Bad public sector data 'limiting effectiveness of AI'

Share this on social media:

An investigation into the connection between GP prescriptions and the contributing factors affecting them has been hampered by the poor quality of public sector data. 

Business intelligence and data science company Polymatica announced the findings of an analysis of government GP data, which discovered the amount of asthma medication prescribed has increased by 17 per cent in six years, while the amount of antibiotics prescribed dropped by 12 per cent during the same period.

However, the company said that any conclusions were difficult to come by, with poor data quality limiting the ability to assess possible root causes.
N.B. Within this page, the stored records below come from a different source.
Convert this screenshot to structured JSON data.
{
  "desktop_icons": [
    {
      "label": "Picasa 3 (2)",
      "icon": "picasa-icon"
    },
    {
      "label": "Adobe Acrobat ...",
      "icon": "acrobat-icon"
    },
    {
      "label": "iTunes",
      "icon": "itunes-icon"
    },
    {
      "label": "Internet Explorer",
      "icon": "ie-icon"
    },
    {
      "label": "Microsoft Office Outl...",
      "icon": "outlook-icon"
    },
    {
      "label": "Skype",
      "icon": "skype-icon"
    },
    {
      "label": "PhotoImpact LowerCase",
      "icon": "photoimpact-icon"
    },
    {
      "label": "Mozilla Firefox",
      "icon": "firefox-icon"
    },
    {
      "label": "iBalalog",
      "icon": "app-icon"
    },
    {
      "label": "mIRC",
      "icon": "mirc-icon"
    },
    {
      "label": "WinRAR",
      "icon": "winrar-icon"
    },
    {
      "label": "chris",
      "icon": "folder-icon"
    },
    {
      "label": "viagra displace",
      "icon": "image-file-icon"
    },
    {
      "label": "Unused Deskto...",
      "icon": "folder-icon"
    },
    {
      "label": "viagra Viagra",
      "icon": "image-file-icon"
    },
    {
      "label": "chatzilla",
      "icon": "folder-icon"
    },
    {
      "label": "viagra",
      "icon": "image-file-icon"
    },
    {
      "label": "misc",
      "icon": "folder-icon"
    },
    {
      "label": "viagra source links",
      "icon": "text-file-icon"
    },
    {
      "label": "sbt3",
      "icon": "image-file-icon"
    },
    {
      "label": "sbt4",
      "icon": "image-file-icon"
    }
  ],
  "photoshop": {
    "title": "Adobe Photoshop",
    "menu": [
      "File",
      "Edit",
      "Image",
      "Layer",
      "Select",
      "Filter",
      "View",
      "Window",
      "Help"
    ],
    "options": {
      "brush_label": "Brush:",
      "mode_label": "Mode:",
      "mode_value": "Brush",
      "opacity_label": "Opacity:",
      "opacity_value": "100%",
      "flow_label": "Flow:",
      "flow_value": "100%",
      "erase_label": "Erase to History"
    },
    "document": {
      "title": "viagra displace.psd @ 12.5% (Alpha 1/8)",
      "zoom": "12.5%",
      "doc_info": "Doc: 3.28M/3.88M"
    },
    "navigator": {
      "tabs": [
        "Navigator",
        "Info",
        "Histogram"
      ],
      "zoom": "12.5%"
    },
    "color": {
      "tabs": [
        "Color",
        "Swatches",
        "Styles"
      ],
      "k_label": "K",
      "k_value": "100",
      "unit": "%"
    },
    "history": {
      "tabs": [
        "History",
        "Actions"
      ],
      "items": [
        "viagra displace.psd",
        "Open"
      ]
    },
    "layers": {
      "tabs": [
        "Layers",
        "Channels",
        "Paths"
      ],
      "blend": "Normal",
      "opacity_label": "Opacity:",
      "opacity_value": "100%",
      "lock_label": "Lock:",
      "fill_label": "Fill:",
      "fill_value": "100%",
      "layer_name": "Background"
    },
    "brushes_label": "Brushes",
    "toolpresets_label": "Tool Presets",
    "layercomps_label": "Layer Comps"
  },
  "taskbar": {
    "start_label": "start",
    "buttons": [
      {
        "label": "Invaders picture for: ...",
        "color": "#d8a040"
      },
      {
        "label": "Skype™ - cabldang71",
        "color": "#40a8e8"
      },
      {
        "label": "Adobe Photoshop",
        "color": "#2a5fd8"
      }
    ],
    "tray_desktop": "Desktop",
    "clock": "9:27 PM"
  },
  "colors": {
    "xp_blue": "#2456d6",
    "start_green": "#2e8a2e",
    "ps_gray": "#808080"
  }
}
CEO Mark Hinds said: 'We wanted to investigate the factors behind the findings, but we’ve been hindered by the quality of the data. What we’re able to see is that the message about reducing the number of antibiotics being prescribed is largely getting through. However, we can’t dig into why this has decreased, or why the level of asthma medication being prescribed has risen.'

He continued: 'We wanted to see if external factors such as socioeconomic status or pollution would affect the level of prescriptions. But the data left us questioning whether the infrastructure and processes in place for data entry and management are up to standard. The government is clearly willing to make changes to public health policy – but what are they basing these decisions on? You need clean data to understand the root cause of problems like rising asthma medication. This is something that as a society we need to monitor and understand, but poor data quality is restricting these efforts. The consequences for this could be sizeable – impacting policy decisions based on data analysis and limiting the effectiveness of new technologies such as artificial intelligence (AI).'

The main data quality issue stemmed from incorrect and varying inputs on addresses. Polymatica found that cities and counties were often entered incorrectly or inconsistently; suggesting a manual input process instead of drop-down lists, resulting in spelling mistakes, use of various abbreviations, and other inconsistencies. This made aggregating the data difficult which in turn made it challenging to connect it with pollution and socioeconomic data – making analysis unreliable.